Ada died in 1852 at age 36 and was buried next to her poet father who apparently she never knew and who died at the same age. The Industrial Revolution came up soon after and efforts were feverishly under way to mechanise steps so they could be performed by machines, mostly powered by steam engines.

By the early 20th century, things got really exciting. Across universities and in war rooms from Boston to Berlin scientists and academicians alike were trying to find ways to build a computer that would solve problems. And here is where more names - surely unknown to most of us - crop up.

Although it is fascinating to read of the contribution of so many individuals to what finally became the throbbing digital age, not all got the due they deserved. Many fought bitterly for credit. Some got rich thanks to their inventions though more learnt that important lesson - what finally matters is the ability that can combine a smart invention with a workable business model and a sustainable organisation. Otherwise, you are mostly forgotten.

To return to the question we posed at the start: what created the entire digital innovation ecosystem? This story begins with the Massachusetts Institute of Technology professor Vanevar Bush, who also built the early analogue computer in 1931.

It was Bush who wrote a report in 1945 at the behest of president Franklin Roosevelt (delivered subsequently to president Harry Truman) that advocated government funding of basic research in partnership with universities and industry.

"Basic research leads to new knowledge. It provides scientific capital. It creates the fund from which the practical applications of knowledge must be drawn," he said. He also said the war had made it clear beyond all doubt that basic science - discovering the fundamentals of nuclear physics, lasers, computers science, radar - is absolutely essential to national security and economic security.

Based on this report, the United States Congress established the National Science Foundation (NSF). The Defense Department and the NSF soon became the prime funders of much of America's basic research, spending as much as private industry during the 1950s till the 1980s.

A few corporate research centres like Bell Labs existed before the war, but after government money started pouring in, hybrid research centres began to spring up, including the RAND Corporation, Stanford Research Institute and Xerox PARC. As Mr Isaacson says, all would play a role in the development of the internet.

The internet was driven by the urge to create collaboration networks, between universities, mind you. The personal computer followed. Bill Gates appeared on the scene, as a nerd but a smart businessman, and Steve Jobs was not far away. The venture capital industry was born and bigger bets were taken.
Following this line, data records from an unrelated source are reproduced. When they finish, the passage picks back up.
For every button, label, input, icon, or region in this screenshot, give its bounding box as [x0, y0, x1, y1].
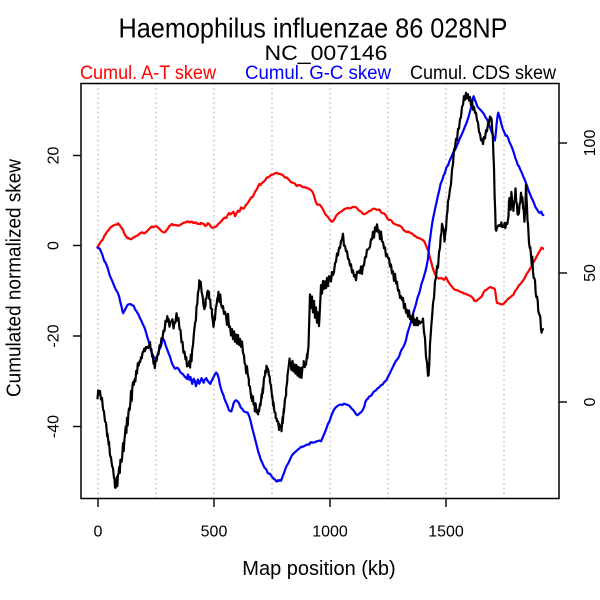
- svg-text:Haemophilus influenzae 86 028N: Haemophilus influenzae 86 028NP: [119, 13, 508, 44]
- svg-text:Cumul. CDS skew: Cumul. CDS skew: [410, 62, 557, 84]
- svg-text:Cumul. G-C skew: Cumul. G-C skew: [245, 62, 392, 84]
- svg-text:0: 0: [94, 524, 103, 541]
- svg-text:1500: 1500: [428, 524, 464, 541]
- svg-text:-40: -40: [46, 415, 63, 438]
- svg-text:Cumul. A-T skew: Cumul. A-T skew: [80, 62, 217, 84]
- svg-text:NC_007146: NC_007146: [265, 41, 388, 65]
- svg-text:50: 50: [582, 264, 599, 282]
- svg-text:1000: 1000: [312, 524, 348, 541]
- svg-text:100: 100: [582, 130, 599, 157]
- svg-text:Cumulated normalized skew: Cumulated normalized skew: [4, 158, 26, 397]
- svg-text:0: 0: [46, 241, 63, 250]
- svg-text:0: 0: [582, 397, 599, 406]
- svg-text:20: 20: [46, 147, 63, 165]
- svg-text:500: 500: [201, 524, 228, 541]
- svg-text:Map position (kb): Map position (kb): [242, 558, 395, 580]
- svg-text:-20: -20: [46, 324, 63, 347]
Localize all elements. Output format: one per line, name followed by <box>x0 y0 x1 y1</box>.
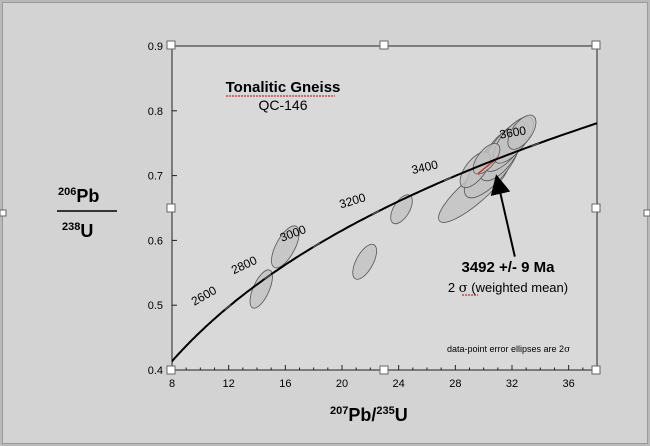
sample-id: QC-146 <box>258 97 307 113</box>
error-ellipse-3 <box>352 243 377 280</box>
error-ellipse-2 <box>271 225 300 269</box>
age-tick-2800 <box>264 273 272 280</box>
x-tick-label-16: 16 <box>279 378 291 390</box>
resize-handle-top-center[interactable] <box>379 40 389 50</box>
resize-handle-middle-left[interactable] <box>166 203 176 213</box>
chart-title: Tonalitic Gneiss <box>226 79 341 96</box>
y-axis-label: 206Pb 238U <box>57 186 117 241</box>
xlabel-elem1: Pb <box>348 405 371 425</box>
sigma-suffix: (weighted mean) <box>471 280 568 295</box>
ellipse-footnote: data-point error ellipses are 2σ <box>447 344 570 355</box>
x-tick-label-8: 8 <box>169 378 175 390</box>
age-tick-3000 <box>312 242 321 248</box>
ylabel-top-elem: Pb <box>76 186 99 206</box>
axis-ticks: 8 12 16 20 24 28 32 36 0.4 0.5 0.6 0.7 0.8 0.9 <box>148 41 598 390</box>
sigma-prefix: 2 <box>448 280 455 295</box>
y-tick-label-0.9: 0.9 <box>148 41 163 53</box>
data-ellipses <box>249 114 537 309</box>
x-tick-label-36: 36 <box>563 378 575 390</box>
y-tick-label-0.7: 0.7 <box>148 171 163 183</box>
x-tick-label-12: 12 <box>223 378 235 390</box>
x-tick-label-20: 20 <box>336 378 348 390</box>
selection-handles[interactable] <box>0 40 650 375</box>
weighted-mean-age: 3492 +/- 9 Ma <box>462 259 556 276</box>
weighted-mean-arrow <box>490 174 516 257</box>
footnote-sigma: σ <box>564 345 570 355</box>
y-tick-label-0.8: 0.8 <box>148 106 163 118</box>
y-tick-label-0.6: 0.6 <box>148 235 163 247</box>
resize-handle-bottom-right[interactable] <box>591 365 601 375</box>
resize-handle-middle-right[interactable] <box>591 203 601 213</box>
age-tick-3400 <box>443 176 452 182</box>
x-axis-label: 207Pb/235U <box>330 405 408 425</box>
age-tick-3200 <box>371 210 380 216</box>
x-tick-label-28: 28 <box>449 378 461 390</box>
ylabel-bottom-elem: U <box>80 221 93 241</box>
frame-handle-left[interactable] <box>0 209 7 217</box>
y-tick-label-0.5: 0.5 <box>148 300 163 312</box>
xlabel-slash: / <box>371 405 376 425</box>
sigma-symbol: σ <box>459 281 468 296</box>
error-ellipse-10 <box>507 114 537 150</box>
footnote-text: data-point error ellipses are 2 <box>447 344 564 354</box>
xlabel-sup1: 207 <box>330 405 348 417</box>
age-tick-2600 <box>224 304 232 311</box>
resize-handle-top-left[interactable] <box>166 40 176 50</box>
resize-handle-top-right[interactable] <box>591 40 601 50</box>
x-tick-label-32: 32 <box>506 378 518 390</box>
age-label-3600: 3600 <box>498 123 527 141</box>
y-tick-label-0.4: 0.4 <box>148 365 163 377</box>
x-tick-label-24: 24 <box>393 378 405 390</box>
ylabel-top-sup: 206 <box>58 186 76 198</box>
svg-text:238U: 238U <box>62 221 93 241</box>
resize-handle-bottom-center[interactable] <box>379 365 389 375</box>
xlabel-sup2: 235 <box>376 405 394 417</box>
svg-text:206Pb: 206Pb <box>58 186 99 206</box>
weighted-mean-note: 2 σ (weighted mean) <box>448 280 568 296</box>
resize-handle-bottom-left[interactable] <box>166 365 176 375</box>
ylabel-bottom-sup: 238 <box>62 221 80 233</box>
age-tick-3600 <box>531 142 540 147</box>
xlabel-elem2: U <box>395 405 408 425</box>
frame-handle-right[interactable] <box>643 209 650 217</box>
age-label-3400: 3400 <box>410 157 439 177</box>
concordia-curve <box>172 122 597 363</box>
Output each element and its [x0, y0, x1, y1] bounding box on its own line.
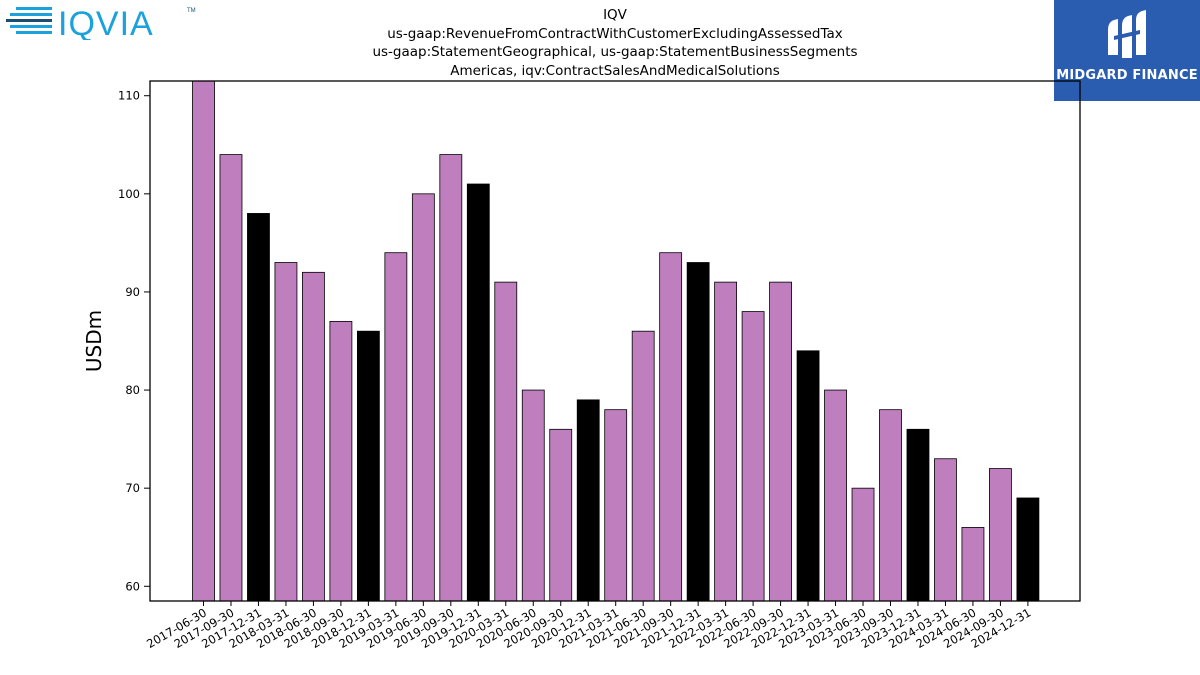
y-tick-label-110: 110 — [118, 89, 140, 103]
bar-2018-09-30 — [329, 320, 353, 602]
bar-2019-09-30 — [439, 154, 463, 602]
bar-2017-12-31 — [247, 213, 270, 602]
y-tick-label-90: 90 — [125, 285, 140, 299]
bar-2022-12-31 — [796, 350, 820, 602]
bar-2024-09-30 — [989, 468, 1012, 602]
bar-2022-09-30 — [769, 281, 792, 602]
bar-2023-12-31 — [906, 428, 930, 602]
bar-2018-12-31 — [356, 330, 380, 602]
bar-2019-06-30 — [411, 193, 435, 602]
y-tick-label-60: 60 — [125, 579, 140, 593]
bar-2024-06-30 — [961, 527, 985, 602]
plot-frame — [149, 80, 1081, 602]
bar-2023-06-30 — [851, 487, 875, 602]
bar-2021-12-31 — [686, 262, 710, 602]
chart-title-block: IQV us-gaap:RevenueFromContractWithCusto… — [315, 6, 915, 80]
bar-2019-12-31 — [466, 183, 490, 602]
bar-2020-12-31 — [576, 399, 600, 602]
bar-2021-09-30 — [659, 252, 683, 602]
title-line-axes: us-gaap:StatementGeographical, us-gaap:S… — [372, 44, 858, 60]
title-line-concept: us-gaap:RevenueFromContractWithCustomerE… — [387, 25, 843, 42]
bars-group — [192, 80, 1040, 602]
bar-2020-06-30 — [521, 389, 545, 602]
y-tick-label-70: 70 — [125, 481, 140, 495]
iqvia-logo-text: IQVIA — [58, 5, 154, 40]
bar-2017-09-30 — [219, 154, 243, 602]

Mr Isaacson leaves us with a final message, one that resounds throughout the book. "Creativity is a collaborative process. Innovation comes from teams more often than from the lightbulb moments of lone geniuses," he says. Having written the authoritative biography of Jobs, he has some perspective on the matter.

Recently, when Jack Dorsey, co-founder of Twitter, began taking a lot of credit in media interviews for "inventing" Twitter, another co-founder, Evan Williams, who also created Blogger, told him to chill. "No, you didn't invent Twitter. I didn't invent it either. Neither did Stone [another co-founder]. People don't invent things on the internet. They simply expand on an idea that already exists."

And that, in some ways, is the moral of this story.